In mehreren zulieferrelevanten Wirtschaftssektoren beobachten die Wirtschaftsexperten derzeit Konzentrationstendenzen. Um Koordinationskosten zu senken, wollen Endhersteller demnach eher mit weniger und größeren Zulieferern zusammenarbeiten. Verstärkt werde dies durch den Internationalisierungsdruck, heißt es in der Studie: Wichtige Zulieferer werden von den so genannten „Lead-Unternehmen“ dazu gedrängt, im Ausland zu produzieren, um Logistikkosten zu senken oder Handelshemmnisse zu umgehen. Auch die zunehmende Digitalisierung erhöhe den Druck auf die Unternehmen. Sie müssten ihre Produkte und Arbeitsweise an die Vorgaben der Wertschöpfungskette anpassen und seien deshalb gezwungen, in neue (digitale) Technik zu investieren. „Kleinere Unternehmen, die das nicht leisten können, werden immer öfter von größeren Zulieferern übernommen oder treten aus dem Markt aus“, berichtet Hans-Jürgen Wolter.

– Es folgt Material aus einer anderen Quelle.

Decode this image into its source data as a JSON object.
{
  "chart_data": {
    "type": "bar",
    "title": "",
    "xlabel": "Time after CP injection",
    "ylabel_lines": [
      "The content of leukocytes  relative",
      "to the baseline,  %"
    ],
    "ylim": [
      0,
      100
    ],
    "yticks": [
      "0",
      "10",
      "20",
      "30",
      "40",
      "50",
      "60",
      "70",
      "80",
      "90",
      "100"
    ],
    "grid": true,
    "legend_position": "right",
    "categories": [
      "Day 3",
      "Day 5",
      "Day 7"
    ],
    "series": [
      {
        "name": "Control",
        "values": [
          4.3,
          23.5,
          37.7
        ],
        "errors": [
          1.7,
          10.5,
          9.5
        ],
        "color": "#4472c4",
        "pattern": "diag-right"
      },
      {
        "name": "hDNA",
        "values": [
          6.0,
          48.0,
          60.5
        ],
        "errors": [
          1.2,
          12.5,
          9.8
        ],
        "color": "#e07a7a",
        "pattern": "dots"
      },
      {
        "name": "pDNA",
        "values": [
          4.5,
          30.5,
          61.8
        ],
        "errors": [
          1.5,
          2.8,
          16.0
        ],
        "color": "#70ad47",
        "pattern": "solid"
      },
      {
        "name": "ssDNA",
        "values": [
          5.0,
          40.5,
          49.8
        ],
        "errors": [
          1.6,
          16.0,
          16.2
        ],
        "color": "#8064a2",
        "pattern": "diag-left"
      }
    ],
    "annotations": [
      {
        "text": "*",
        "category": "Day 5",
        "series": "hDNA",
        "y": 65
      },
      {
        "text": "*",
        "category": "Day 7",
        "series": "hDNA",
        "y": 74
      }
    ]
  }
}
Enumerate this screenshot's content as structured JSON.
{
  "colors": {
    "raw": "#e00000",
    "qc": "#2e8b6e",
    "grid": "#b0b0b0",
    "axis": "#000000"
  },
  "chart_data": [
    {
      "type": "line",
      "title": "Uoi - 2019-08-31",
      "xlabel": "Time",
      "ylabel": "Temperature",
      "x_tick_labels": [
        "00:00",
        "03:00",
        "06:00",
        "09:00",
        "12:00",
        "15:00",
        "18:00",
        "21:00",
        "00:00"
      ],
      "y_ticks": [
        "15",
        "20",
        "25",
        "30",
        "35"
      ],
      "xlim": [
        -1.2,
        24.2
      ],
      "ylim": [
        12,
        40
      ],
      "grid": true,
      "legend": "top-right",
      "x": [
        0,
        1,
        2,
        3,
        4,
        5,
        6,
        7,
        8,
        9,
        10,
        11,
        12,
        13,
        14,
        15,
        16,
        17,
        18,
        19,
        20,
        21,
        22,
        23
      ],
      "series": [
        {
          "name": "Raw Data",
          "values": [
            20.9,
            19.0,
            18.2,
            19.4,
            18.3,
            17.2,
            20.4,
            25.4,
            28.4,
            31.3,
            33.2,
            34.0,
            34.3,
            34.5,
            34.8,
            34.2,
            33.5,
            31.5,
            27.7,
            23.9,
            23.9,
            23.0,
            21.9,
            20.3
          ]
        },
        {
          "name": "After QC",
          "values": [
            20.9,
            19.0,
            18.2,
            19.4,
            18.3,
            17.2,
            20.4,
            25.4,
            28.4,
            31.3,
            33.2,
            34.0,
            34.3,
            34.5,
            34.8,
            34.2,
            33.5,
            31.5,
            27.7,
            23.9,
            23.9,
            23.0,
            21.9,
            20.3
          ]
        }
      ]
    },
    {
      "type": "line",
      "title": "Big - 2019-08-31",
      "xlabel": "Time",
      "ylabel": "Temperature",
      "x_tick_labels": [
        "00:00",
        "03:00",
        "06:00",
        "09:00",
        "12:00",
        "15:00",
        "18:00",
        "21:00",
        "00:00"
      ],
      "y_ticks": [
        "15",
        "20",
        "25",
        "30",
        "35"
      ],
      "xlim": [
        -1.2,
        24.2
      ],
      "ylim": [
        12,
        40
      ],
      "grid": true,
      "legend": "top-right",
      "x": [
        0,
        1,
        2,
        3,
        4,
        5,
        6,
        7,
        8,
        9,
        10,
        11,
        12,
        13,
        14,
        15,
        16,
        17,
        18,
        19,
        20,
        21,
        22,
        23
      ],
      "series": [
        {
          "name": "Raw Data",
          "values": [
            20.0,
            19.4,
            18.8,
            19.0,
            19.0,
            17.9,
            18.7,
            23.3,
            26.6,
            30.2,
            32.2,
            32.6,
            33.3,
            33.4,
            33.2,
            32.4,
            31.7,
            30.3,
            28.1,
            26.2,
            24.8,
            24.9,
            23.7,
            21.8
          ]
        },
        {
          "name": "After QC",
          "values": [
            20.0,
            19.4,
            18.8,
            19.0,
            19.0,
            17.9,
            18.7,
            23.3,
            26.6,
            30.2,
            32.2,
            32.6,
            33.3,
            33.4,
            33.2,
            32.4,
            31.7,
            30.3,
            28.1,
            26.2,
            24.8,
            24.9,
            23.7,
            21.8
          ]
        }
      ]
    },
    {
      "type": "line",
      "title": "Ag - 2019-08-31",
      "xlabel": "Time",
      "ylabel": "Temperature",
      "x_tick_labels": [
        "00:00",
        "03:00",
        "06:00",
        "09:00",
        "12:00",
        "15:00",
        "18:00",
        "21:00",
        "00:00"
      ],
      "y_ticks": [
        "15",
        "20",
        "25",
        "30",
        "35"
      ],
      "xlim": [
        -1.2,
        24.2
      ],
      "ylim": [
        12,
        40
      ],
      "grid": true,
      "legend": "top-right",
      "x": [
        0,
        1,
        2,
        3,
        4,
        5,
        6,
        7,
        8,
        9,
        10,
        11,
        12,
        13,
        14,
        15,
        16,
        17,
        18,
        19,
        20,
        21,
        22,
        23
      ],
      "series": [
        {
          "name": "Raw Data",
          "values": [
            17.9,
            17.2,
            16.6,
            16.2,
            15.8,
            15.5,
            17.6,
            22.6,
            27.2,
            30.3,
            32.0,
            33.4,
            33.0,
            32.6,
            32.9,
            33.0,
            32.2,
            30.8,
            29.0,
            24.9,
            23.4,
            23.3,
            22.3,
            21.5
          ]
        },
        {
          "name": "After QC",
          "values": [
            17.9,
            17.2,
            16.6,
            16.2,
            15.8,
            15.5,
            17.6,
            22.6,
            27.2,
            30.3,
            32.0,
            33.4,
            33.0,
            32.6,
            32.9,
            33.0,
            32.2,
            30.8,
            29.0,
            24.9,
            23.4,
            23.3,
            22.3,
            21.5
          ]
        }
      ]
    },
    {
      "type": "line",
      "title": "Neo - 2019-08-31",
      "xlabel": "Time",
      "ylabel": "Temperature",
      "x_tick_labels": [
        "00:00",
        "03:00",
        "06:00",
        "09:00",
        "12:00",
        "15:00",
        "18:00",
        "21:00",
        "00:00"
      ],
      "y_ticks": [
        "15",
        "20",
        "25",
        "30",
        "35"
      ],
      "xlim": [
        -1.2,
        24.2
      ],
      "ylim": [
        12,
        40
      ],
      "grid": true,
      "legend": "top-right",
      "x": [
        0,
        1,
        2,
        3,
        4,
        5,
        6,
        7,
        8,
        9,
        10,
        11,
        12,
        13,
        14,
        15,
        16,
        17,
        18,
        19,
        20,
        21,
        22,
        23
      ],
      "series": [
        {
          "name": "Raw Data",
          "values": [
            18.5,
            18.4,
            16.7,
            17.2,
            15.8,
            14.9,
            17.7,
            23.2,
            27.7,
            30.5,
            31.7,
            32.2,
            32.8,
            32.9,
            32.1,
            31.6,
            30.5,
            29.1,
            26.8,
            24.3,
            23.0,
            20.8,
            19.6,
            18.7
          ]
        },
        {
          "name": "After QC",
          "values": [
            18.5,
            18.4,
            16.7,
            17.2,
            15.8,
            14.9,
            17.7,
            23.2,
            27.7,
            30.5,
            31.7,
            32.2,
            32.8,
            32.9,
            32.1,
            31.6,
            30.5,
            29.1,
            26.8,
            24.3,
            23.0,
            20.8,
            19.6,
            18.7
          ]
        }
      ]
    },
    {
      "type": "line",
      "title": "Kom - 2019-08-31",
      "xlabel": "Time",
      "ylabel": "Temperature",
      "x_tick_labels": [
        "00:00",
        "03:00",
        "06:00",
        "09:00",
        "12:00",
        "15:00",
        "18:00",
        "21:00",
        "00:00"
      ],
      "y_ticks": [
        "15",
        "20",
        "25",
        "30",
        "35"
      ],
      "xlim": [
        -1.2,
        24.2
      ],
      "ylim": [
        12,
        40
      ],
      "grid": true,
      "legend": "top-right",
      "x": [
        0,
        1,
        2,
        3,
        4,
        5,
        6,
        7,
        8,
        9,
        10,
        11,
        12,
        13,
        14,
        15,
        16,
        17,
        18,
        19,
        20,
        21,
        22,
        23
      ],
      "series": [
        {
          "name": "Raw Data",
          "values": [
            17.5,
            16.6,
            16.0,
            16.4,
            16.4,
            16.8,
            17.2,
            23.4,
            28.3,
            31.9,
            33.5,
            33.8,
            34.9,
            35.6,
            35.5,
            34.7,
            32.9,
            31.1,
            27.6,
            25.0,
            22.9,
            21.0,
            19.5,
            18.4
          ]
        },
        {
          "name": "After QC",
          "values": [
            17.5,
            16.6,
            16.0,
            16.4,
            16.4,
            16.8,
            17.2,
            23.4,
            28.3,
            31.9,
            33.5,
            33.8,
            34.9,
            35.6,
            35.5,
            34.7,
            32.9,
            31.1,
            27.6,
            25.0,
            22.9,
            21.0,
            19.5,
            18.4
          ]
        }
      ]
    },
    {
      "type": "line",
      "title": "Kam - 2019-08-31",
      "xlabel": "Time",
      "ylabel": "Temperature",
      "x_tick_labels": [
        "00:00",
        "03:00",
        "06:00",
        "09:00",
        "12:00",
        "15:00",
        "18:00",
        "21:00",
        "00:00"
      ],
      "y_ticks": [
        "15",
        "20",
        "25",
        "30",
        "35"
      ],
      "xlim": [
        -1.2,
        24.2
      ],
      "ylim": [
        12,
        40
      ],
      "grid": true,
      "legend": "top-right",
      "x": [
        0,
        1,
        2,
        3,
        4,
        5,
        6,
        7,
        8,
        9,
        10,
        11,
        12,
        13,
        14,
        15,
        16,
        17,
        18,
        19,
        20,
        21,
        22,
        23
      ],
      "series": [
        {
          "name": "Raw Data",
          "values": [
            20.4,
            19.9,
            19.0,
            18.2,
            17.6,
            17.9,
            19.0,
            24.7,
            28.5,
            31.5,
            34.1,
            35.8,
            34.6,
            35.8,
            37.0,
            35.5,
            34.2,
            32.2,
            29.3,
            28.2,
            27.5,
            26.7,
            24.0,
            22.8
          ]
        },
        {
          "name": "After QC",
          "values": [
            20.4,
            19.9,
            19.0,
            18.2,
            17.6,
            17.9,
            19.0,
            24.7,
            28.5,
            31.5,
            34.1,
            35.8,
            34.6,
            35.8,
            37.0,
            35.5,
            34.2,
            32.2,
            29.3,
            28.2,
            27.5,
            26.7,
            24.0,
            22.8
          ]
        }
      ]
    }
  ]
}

Trotzdem sehen die WissenschaftlerInnen die Zulieferer diesen Entwicklungen nicht schutzlos ausgeliefert. „Es kommt immer auf die jeweilige Konstellation an“, sagt Paschke. „Zulieferer müssen darauf achten, dass die Abhängigkeit von den Abnehmern nicht zu groß wird – zum Beispiel, indem sie in ihrer Produktion variabel bleiben und so auch für andere Abnehmer einen attraktiven Zulieferer darstellen.“ Die Experten empfehlen den Unternehmen außerdem, möglichst innovative und hochwertige Produkte zu entwickeln und damit in mehreren Wertschöpfungsketten unterschiedlicher Branchen mitzuwirken. Das Ziel müsse dabei sein, die spezifischen Vorteile mittelständischer Unternehmen wie Flexibilität, Zuverlässigkeit und besondere Kundennähe auch unter den neuen Bedingungen zur Geltung zu bringen.

Hintergrund:
Für die Studie haben die WissenschaftlerInnen Interviews mit Unternehmen und Wirtschaftsverbänden geführt, unter anderem aus den Bereichen Textil-, Automobil- und Flugzeugindustrie. Befragt wurden sowohl Zulieferer, als auch Endhersteller. Die Studie wurde beim Bundesministerium für Wirtschaft und Energie vorgestellt und ist unter dem Titel „Globale Vernetzung, Kooperation und Wertschöpfung im Mittelstand“ auf der Homepage des Instituts für Mittelstandsforschung Bonn (www.ifm-bonn.org) abrufbar.